The current hope for COVID-19, as it wages historic outbreaks throughout the early days of 2022 in the US, is that the more transmissible but less severe Omicron variant is an indication of nearing endemic status in a pandemic that has continued relatively unchecked for 20 months straight.
What that means for the future of COVID-19 prevention and care is still unclear, but changes may be familiar.
In an interview with HCPLive, Perry N. Halkitis, PhD, MS, MPH, Dean of the Rutgers School of Public Health, explained how COVID-19 may evolve into a circulating disease more similar to influenza—and how they may even become treated in similar ways.
“It is very possible that at some point in time there will be 1 vaccination for both, or we get both vaccinations at the same time,” Halkitis said. “I think it’s really important to note we’ve been dealing with the flu and trying to manage it for a century. Where we are in 2022 is sort of predicated by where we were in 1918 when we’re dealing with a pandemic similar to COVID-19.”

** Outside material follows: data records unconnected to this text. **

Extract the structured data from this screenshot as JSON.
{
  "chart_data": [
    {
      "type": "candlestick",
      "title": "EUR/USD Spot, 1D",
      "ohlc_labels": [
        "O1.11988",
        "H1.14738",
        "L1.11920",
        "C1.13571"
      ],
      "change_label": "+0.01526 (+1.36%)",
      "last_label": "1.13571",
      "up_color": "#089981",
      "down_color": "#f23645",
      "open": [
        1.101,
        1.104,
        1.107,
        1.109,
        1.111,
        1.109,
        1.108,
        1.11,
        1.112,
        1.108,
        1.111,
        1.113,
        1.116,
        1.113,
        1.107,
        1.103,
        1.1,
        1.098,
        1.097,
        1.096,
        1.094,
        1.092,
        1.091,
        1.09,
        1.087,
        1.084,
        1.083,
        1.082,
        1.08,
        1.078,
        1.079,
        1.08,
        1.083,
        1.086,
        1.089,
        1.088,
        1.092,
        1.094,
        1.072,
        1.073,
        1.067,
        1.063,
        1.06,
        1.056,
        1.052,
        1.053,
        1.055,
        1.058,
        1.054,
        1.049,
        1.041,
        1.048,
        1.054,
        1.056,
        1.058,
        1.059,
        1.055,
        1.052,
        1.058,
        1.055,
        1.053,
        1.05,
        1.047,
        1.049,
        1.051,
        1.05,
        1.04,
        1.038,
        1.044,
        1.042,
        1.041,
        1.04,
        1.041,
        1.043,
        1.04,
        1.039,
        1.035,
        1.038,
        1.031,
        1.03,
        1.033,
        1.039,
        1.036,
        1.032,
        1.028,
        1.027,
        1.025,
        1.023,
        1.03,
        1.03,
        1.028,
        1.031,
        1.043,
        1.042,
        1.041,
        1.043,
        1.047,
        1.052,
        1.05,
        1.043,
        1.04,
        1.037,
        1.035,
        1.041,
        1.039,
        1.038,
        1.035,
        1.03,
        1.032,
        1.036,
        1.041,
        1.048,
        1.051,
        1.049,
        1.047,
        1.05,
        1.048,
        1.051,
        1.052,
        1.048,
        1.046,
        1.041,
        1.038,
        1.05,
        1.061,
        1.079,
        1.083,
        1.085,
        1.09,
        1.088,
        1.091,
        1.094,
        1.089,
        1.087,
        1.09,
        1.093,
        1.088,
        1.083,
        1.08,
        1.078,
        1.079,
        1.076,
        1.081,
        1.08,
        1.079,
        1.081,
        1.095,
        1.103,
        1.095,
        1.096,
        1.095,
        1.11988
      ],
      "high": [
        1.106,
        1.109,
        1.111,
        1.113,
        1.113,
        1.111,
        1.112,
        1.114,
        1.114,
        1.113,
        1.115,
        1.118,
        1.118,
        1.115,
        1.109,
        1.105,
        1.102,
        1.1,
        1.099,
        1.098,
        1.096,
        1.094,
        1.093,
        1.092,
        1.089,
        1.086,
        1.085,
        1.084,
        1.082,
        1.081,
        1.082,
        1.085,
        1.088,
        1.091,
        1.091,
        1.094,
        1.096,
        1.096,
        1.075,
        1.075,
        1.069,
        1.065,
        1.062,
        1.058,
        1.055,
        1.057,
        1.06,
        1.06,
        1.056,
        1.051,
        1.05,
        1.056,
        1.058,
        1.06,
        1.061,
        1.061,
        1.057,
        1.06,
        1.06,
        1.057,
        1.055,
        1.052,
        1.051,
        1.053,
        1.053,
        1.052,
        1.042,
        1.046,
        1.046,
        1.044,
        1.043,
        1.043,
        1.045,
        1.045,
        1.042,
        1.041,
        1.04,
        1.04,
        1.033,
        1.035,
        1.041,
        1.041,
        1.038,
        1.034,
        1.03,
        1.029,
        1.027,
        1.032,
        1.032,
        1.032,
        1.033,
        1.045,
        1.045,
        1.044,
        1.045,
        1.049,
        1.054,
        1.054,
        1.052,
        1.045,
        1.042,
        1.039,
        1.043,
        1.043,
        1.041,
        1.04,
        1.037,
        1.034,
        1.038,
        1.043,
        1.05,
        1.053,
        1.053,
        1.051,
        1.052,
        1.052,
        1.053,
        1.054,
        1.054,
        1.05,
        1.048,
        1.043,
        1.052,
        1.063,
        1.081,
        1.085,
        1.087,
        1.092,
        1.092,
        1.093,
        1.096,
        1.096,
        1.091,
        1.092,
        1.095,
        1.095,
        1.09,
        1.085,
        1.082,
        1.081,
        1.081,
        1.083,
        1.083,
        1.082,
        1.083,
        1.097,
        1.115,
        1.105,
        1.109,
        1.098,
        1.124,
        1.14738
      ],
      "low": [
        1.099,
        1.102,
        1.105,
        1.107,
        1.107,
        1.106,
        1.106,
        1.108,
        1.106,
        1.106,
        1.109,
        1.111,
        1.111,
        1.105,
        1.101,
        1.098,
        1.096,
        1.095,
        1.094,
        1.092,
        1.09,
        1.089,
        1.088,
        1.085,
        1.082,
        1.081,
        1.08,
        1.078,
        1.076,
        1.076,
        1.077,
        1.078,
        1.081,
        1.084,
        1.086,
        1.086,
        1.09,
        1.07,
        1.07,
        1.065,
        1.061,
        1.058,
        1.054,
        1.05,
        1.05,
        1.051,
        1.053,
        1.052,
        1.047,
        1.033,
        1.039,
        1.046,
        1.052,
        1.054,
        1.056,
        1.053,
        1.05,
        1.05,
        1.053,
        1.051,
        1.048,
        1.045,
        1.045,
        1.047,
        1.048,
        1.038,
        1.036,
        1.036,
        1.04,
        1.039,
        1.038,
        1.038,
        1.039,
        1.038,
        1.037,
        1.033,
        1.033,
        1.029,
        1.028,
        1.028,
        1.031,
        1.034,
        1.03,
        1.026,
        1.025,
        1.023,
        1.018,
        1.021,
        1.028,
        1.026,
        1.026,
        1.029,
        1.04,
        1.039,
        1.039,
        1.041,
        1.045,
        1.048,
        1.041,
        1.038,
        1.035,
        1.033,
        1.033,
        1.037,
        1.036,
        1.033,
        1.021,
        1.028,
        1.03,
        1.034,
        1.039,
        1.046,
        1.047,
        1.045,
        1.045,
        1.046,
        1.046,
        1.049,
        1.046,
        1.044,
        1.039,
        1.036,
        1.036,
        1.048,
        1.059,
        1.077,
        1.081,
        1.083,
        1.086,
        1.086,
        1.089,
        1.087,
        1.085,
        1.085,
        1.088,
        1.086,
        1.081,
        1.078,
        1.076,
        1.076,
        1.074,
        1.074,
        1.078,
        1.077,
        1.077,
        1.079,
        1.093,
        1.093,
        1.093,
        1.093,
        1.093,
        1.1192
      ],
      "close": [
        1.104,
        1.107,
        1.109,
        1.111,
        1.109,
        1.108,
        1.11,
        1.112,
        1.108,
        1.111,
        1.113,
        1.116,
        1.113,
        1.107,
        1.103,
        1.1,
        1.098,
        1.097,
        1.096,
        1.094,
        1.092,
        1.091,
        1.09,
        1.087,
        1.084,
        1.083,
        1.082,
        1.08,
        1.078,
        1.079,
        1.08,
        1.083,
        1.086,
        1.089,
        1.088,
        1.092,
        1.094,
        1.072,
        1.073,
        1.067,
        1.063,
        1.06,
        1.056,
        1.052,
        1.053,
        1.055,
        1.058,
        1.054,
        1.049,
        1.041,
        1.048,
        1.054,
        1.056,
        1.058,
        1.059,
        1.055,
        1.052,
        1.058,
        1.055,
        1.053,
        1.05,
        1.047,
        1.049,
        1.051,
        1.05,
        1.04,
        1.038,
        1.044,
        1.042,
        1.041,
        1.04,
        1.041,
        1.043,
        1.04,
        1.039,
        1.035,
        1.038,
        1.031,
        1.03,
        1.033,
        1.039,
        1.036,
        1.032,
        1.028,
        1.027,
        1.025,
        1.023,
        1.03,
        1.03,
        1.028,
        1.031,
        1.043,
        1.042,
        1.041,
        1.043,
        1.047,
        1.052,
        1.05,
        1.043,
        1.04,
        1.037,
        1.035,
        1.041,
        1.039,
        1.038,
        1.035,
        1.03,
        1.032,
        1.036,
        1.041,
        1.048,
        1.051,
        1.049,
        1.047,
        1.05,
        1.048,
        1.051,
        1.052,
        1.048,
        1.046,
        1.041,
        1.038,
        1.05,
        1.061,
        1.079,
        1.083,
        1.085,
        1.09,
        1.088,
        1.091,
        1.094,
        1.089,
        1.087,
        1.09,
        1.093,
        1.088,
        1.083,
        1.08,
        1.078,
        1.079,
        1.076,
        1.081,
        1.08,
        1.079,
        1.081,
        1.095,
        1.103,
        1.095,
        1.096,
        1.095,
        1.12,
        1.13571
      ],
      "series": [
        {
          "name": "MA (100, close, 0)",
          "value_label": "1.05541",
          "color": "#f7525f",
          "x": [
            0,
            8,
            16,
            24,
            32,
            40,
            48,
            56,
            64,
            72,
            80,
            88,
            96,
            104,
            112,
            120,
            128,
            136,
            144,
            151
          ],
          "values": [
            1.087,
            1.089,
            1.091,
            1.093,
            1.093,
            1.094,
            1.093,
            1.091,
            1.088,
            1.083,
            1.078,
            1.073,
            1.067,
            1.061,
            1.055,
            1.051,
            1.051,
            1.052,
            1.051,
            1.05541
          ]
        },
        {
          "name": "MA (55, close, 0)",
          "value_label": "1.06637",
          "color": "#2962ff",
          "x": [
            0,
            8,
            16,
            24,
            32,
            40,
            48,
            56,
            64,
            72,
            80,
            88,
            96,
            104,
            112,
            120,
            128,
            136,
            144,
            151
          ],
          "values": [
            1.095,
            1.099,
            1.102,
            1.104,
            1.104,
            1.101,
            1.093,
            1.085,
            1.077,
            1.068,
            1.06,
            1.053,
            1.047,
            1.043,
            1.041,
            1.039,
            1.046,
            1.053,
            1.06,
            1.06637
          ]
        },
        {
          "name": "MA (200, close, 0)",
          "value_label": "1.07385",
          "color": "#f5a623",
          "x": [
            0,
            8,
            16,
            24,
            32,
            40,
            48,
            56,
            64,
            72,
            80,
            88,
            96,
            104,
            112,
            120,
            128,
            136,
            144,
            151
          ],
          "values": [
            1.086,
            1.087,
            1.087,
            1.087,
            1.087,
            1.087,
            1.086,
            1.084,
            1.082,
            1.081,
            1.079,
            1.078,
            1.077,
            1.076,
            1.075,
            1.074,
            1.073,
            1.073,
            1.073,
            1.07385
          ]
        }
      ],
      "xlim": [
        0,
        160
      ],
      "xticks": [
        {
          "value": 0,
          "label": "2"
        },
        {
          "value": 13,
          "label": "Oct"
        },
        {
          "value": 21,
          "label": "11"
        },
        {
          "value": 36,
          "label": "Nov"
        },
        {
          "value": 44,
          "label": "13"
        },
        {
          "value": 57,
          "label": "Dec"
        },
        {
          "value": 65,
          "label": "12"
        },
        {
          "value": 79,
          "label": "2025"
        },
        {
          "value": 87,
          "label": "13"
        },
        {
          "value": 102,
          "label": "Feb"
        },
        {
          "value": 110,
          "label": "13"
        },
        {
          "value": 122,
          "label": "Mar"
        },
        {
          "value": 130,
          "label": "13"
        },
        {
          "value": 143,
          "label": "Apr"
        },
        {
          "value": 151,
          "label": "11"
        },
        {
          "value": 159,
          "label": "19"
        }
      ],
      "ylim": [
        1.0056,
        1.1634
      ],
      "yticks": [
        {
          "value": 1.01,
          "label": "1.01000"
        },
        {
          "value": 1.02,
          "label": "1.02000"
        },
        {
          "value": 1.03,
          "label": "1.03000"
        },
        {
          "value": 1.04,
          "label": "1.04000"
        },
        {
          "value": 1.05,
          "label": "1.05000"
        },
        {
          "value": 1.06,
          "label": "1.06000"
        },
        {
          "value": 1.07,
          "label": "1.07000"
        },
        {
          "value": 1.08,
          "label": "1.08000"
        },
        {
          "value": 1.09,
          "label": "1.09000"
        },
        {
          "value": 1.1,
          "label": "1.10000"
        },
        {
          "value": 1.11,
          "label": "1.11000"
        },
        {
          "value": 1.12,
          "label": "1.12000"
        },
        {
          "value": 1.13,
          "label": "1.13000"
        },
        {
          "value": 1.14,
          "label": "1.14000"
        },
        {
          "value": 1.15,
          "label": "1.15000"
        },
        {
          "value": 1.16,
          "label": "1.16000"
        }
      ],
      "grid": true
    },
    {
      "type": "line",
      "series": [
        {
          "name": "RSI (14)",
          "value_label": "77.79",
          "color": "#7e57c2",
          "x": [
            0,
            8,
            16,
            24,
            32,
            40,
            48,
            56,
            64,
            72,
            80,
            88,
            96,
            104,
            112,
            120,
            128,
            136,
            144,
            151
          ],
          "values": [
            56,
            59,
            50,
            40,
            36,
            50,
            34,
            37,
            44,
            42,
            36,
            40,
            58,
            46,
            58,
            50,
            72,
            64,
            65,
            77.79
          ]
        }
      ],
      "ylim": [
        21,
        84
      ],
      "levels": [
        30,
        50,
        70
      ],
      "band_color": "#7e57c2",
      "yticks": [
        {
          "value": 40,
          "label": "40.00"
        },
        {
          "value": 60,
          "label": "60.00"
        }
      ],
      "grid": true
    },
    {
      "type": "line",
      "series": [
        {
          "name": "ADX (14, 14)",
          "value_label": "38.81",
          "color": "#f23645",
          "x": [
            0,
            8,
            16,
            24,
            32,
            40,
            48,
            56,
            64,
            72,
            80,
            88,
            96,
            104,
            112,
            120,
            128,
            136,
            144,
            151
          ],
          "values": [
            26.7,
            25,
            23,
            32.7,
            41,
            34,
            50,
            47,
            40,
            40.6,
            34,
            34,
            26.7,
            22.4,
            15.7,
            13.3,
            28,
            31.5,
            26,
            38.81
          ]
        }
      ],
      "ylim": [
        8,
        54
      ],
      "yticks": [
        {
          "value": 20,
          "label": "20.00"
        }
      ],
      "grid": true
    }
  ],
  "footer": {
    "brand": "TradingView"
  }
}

Unfortunately, after 2 years of public health guidance, people are “absolutely exhausted” from the pandemic, Halkitis, and the country is now facing significant outbreaks because of relent from safe practices. He noted decreasing influenza vaccination rates may be directly associated with similar issues in COVID-19—a matter which has become highly politicized.
“It’s illuminated this split that exists in our society,” Halkitis said. “People are just grouping them together. Unfortunately what has happened is the anti-vaccination movement—which is nothing new—just getting ramped up and giving people further justification for avoiding vaccines they know are tested and true, just because they’re avoiding the COVID-19 one.”